If art is the beautiful lie, can love also be ushered into existence by duplicity? That’s the question at the center of Magic in the Moonlight, a movie inspired by early 20th century Europe’s fascination with spiritualism, seances and communicating with the dead.
Directed and written by Woody Allen, Magic in the Moonlight is set in 1928 and opens in Berlin, where Chinese-costumed Stanley Crawford (Colin Firth) plies his magician’s trade – he goes by the stage name Wei Ling Soo – to great acclaim. Backstage, we see him for the arrogant, insufferable prick he is. On the other hand, despite his own Mercurial trickery, Stanley is logical to a fault and takes great pleasure in spotting and debunking the multitude of fake spiritualists flooding the continent.
One day, his close childhood friend – and rival magician – Howard (Simon McBurney) presents Stanley with a proposition to head to the south of France. There, a young woman named Sophie Baker (Emma Stone), traveling with her mother (Marcia Gay Harden), is causing quite a stir as a mystic. Howard is convinced Sophie is the real deal. But would Stanley, the ultimate spotter of fake spiritualists, weigh in with his opinion? The trip to France would provide Stanley the opportunity to visit his beloved aunt (Eileen Atkins), and he agrees to visit the estate where Sophie’s ukulele-strumming boyfriend (Hamish Linklater) and his mother (Jacki Weaver) will host Sophie’s visit.
Stanley – he does not believe in the spiritual realm and has remarked, “A pretty face never hurt a swindler” – is suddenly faced with figuring out whether Sophie’s “mental vibrations” make her guileless and gifted, or a grifter.
Magic in the Moonlight, although frothy and talky, has at its core some serious archetypal foundations.

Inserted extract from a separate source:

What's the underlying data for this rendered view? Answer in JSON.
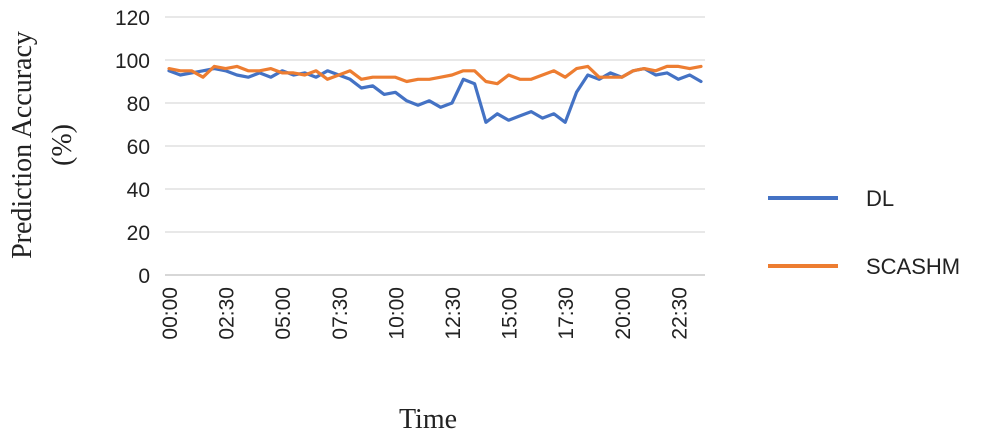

Stanley is determined to weed out and uncover, in Plutonian fashion, that which is hidden: Neptunian deception and that planet’s hallmark transcendent world. Sophie also embraces Mercury, as she communicates with the dead, also represented by Pluto. Of course, it’s Stanley’s goal to Mercurially spill the beans on Sophie’s Plutonic, outer-realm endeavors that occur beyond the veil of logic.
At this stage of his long career, Allen knows all about the power of seduction of Neptune which rules film and the pleasures of his chosen medium (pun intended). Sure, he’s playing with us. But two can play the game.